Suspects in the case of the Kyiv Shosse blast have not been named yet. The blast in Baltyisk is an exception, for it is alleged that some people have already been arrested. But in that case the first few hours of investigation cleared the situation. Accidents in Moscow are still being investigated but from all appearances they are not likely to be disclosed. It is not that the police is weak. Simply the motifs of those acts are not clear. If those blasts were carried out by neo-fascist extremists then the latter simply wanted to manifest themselves.

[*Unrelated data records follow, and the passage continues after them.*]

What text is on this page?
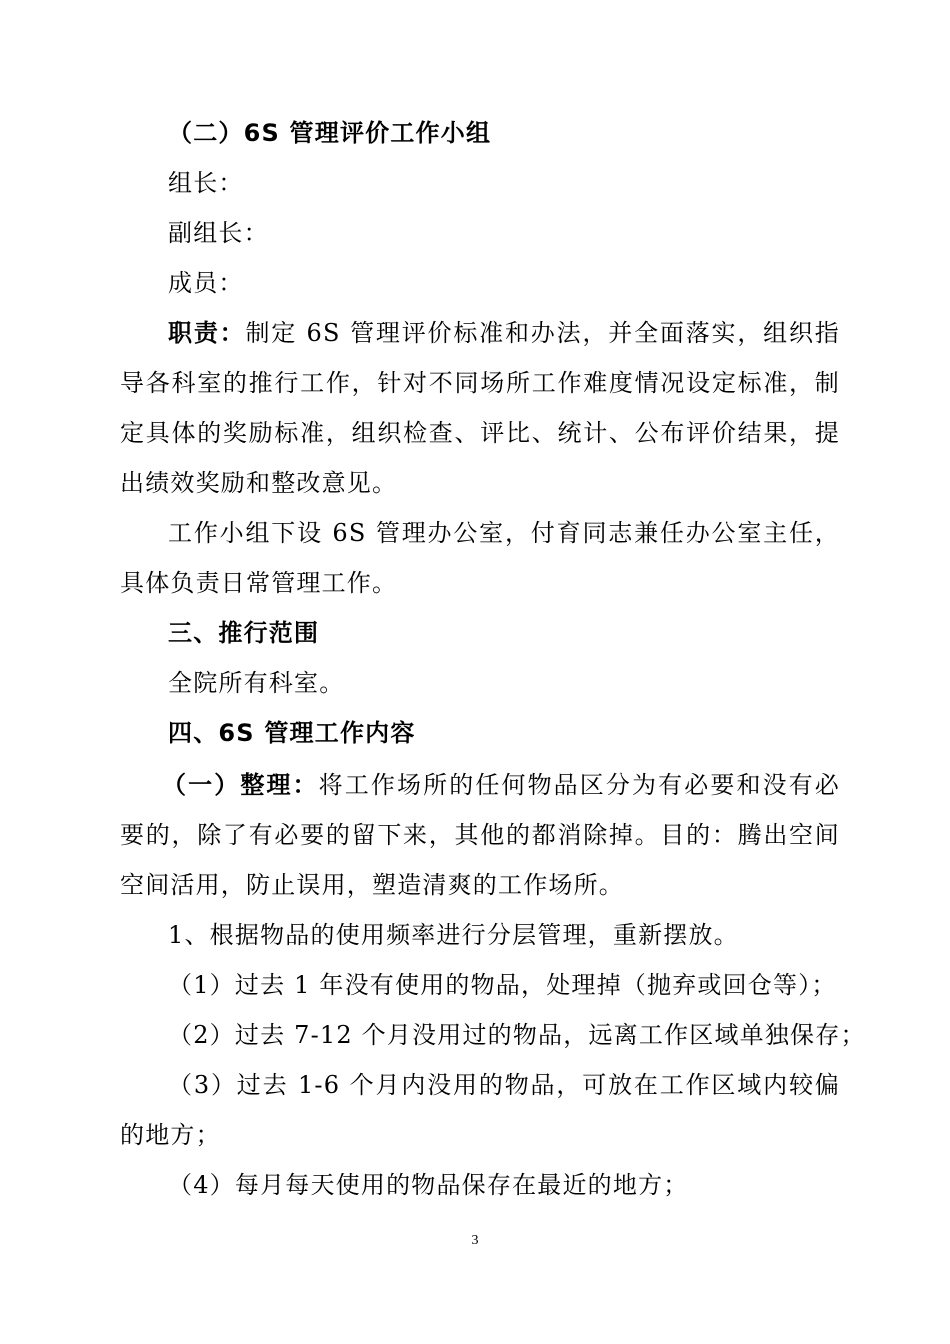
（二）6S 管理评价工作小组
组长：
副组长：
成员：
职责：制定 6S 管理评价标准和办法，并全面落实，组织指
导各科室的推行工作，针对不同场所工作难度情况设定标准，制
定具体的奖励标准，组织检查、评比、统计、公布评价结果，提
出绩效奖励和整改意见。
工作小组下设 6S 管理办公室，付育同志兼任办公室主任，
具体负责日常管理工作。
三、推行范围
全院所有科室。
四、6S 管理工作内容
（一）整理：将工作场所的任何物品区分为有必要和没有必
要的，除了有必要的留下来，其他的都消除掉。目的：腾出空间
空间活用，防止误用，塑造清爽的工作场所。
1、根据物品的使用频率进行分层管理，重新摆放。
（1）过去 1 年没有使用的物品，处理掉（抛弃或回仓等）；
（2）过去 7-12 个月没用过的物品，远离工作区域单独保存；
（3）过去 1-6 个月内没用的物品，可放在工作区域内较偏
的地方；
（4）每月每天使用的物品保存在最近的地方；
3
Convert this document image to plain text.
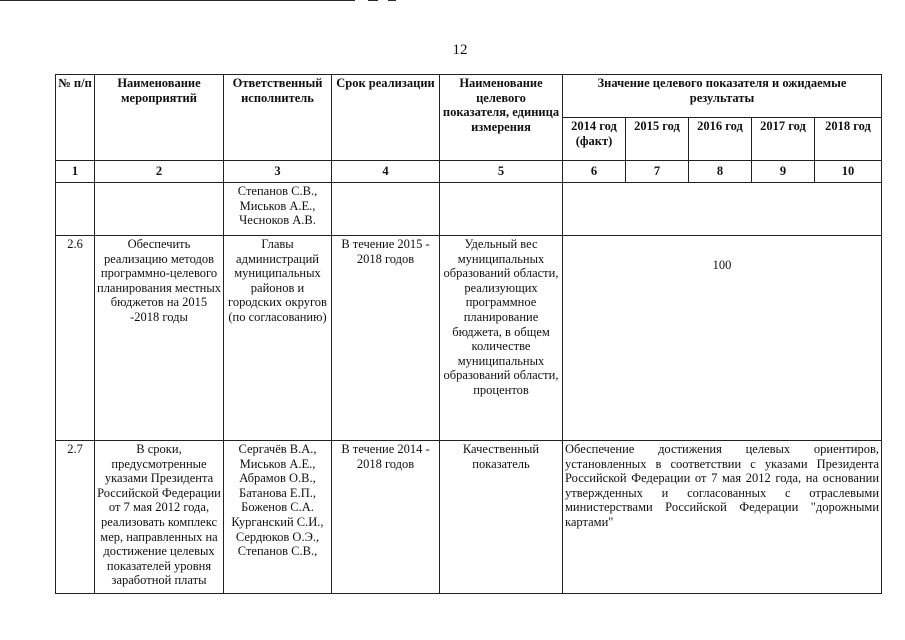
12
№ п/п	Наименование мероприятий	Ответственный исполнитель	Срок реализации	Наименование целевого показателя, единица измерения	Значение целевого показателя и ожидаемые результаты				
					2014 год (факт)	2015 год	2016 год	2017 год	2018 год
1	2	3	4	5	6	7	8	9	10
		Степанов С.В., Миськов А.Е., Чесноков А.В.							
2.6	Обеспечить реализацию методов программно-целевого планирования местных бюджетов на 2015 -2018 годы	Главы администраций муниципальных районов и городских округов (по согласованию)	В течение 2015 - 2018 годов	Удельный вес муниципальных образований области, реализующих программное планирование бюджета, в общем количестве муниципальных образований области, процентов	100				
2.7	В сроки, предусмотренные указами Президента Российской Федерации от 7 мая 2012 года, реализовать комплекс мер, направленных на достижение целевых показателей уровня заработной платы	Сергачёв В.А., Миськов А.Е., Абрамов О.В., Батанова Е.П., Боженов С.А. Курганский С.И., Сердюков О.Э., Степанов С.В.,	В течение 2014 - 2018 годов	Качественный показатель	Обеспечение достижения целевых ориентиров, установленных в соответствии с указами Президента Российской Федерации от 7 мая 2012 года, на основании утвержденных и согласованных с отраслевыми министерствами Российской Федерации "дорожными картами"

TNT-style PR is very suitable for them and one can suspect any extremist organization.

However, all this warfare against Jews is most likely to be a feint for a hooligan action, which, strange as it may seem, is not meant to incite ethnic hatred.

It is said in a report issued by the Interior Ministry that the other day officers of the Criminal Investigation Department and the task force of the Federal Security Service Department detained 7 residents of the St. Petersburg region who are suspected of blowing up a T-34 tank in the memorial Nevsky Pyatachok on Kirovsk-Otradnoye road.

Investigators into the matter are not excluding that the detained people (a pensioner, a private entrepreneur and five unemployed men) may be members of a neo-fascist movement and carry out extremist actions.

That might be so, but officials of the Prosecutor’s Office in St. Petersburg believe that the blast in Nevsky Pyatachok was carried out not by local residents but people who came to St. Petersburg for that particular purpose.